Fionn [Mac Cumhail], as the tale goes, like many a modern "gallant gay," had from time to time paid his addresses to several of the fairest belles of his day, on all of whose hearts he had made a strong impression, but without actually committing himself to any by asking the important question which decides such delicate affairs. Each fair lady fondly flattered herself that she would be the chosen bride of the great chieftain, but each of course cordially hated her numberless rivals, and the result was a general quarrel amongst them, carried on with such implacable acrimony as threatened to throw the whole country into a hopeless embroilment.From 'Folk-lore no. 1: The Fenian traditions of Sliabh-Na-M-Ban' by John Dunne, in 'Transactions of the Kilkenny Archaeological Society' v1 (1851) pp333-362.
Fionn saw that with him alone rested the power of putting an end to this very unpleasant controversy, but as it was possible that he could only please one of his admirers by taking her hand, and he was sure to make relentless enemies of all the rest - a consummation which he by no means devoutly wished - he found himself placed in a very unpleasant position, to relieve himself from which it was necessary that some stratagem should be resorted to without delay. Accordingly he made a public declaration of equal affection and admiration of all the numerous candidates for his hand, but announced that, as he could not marry them all, he would leave the decision of the important question to the agility of their own pretty feet.
Sliabh-na-m-ban was chosen as the site of the memorable race, and the chieftain himself stood at the top of the hill to receive and proclaim the successful competitor. Amongst the bevy of beauties, however, there was one whose charms had made a deeper impression upon the hero's heart than all the rest, and to her he did not scruple to whisper in private a word of advice, by adopting which she might be certain to gain the much coveted prize. This lady was Graine, or Grace, the beauteous daughter of Cormac Ulihada, monarch of Ireland; and the counsel which her lover gave her was simply this, that she should not attempt to run too fast in the outset, so as to exhaust her breath.

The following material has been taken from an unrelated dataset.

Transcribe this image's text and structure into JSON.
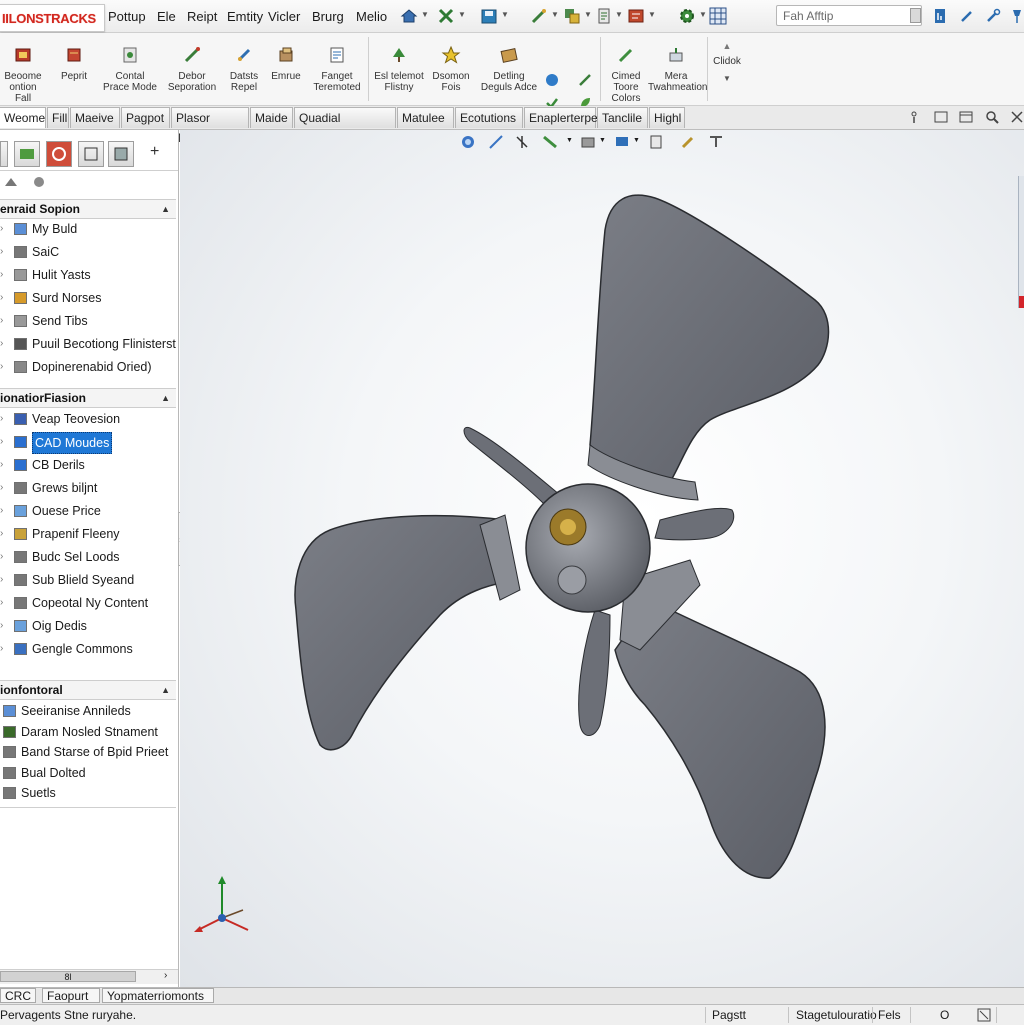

The advice was strictly followed. Graine for some moments appeared to have been left far behind all the other runners, who put forth their utmost strength at once to breast the acclivity. The exertion, however, was too much for them; soon they became heated, lost breath, and finally sank down one after another, completely exhausted, on the heath; and had the mortification to see the princess, who had at first seemed to make little way, pass by them fresh and unruffled, and smiling triumphantly in full consciousness of possessing the secret of success. Several made a last effort again to outstrip her, but in vain; for she alone gained the summit and won the much coveted prize.
The princess had now gained as firm possession of the chieftain's hand, as formerly she had won his heart, and a long life of connubial bliss was fondly anticipated for the distinguished pair. But the lady proved as frail and false as her lord was chivalrous and confiding, and after the expiration of a few short months she eloped with the most cherished friend of her husband, Diarmuid O'Duibhne.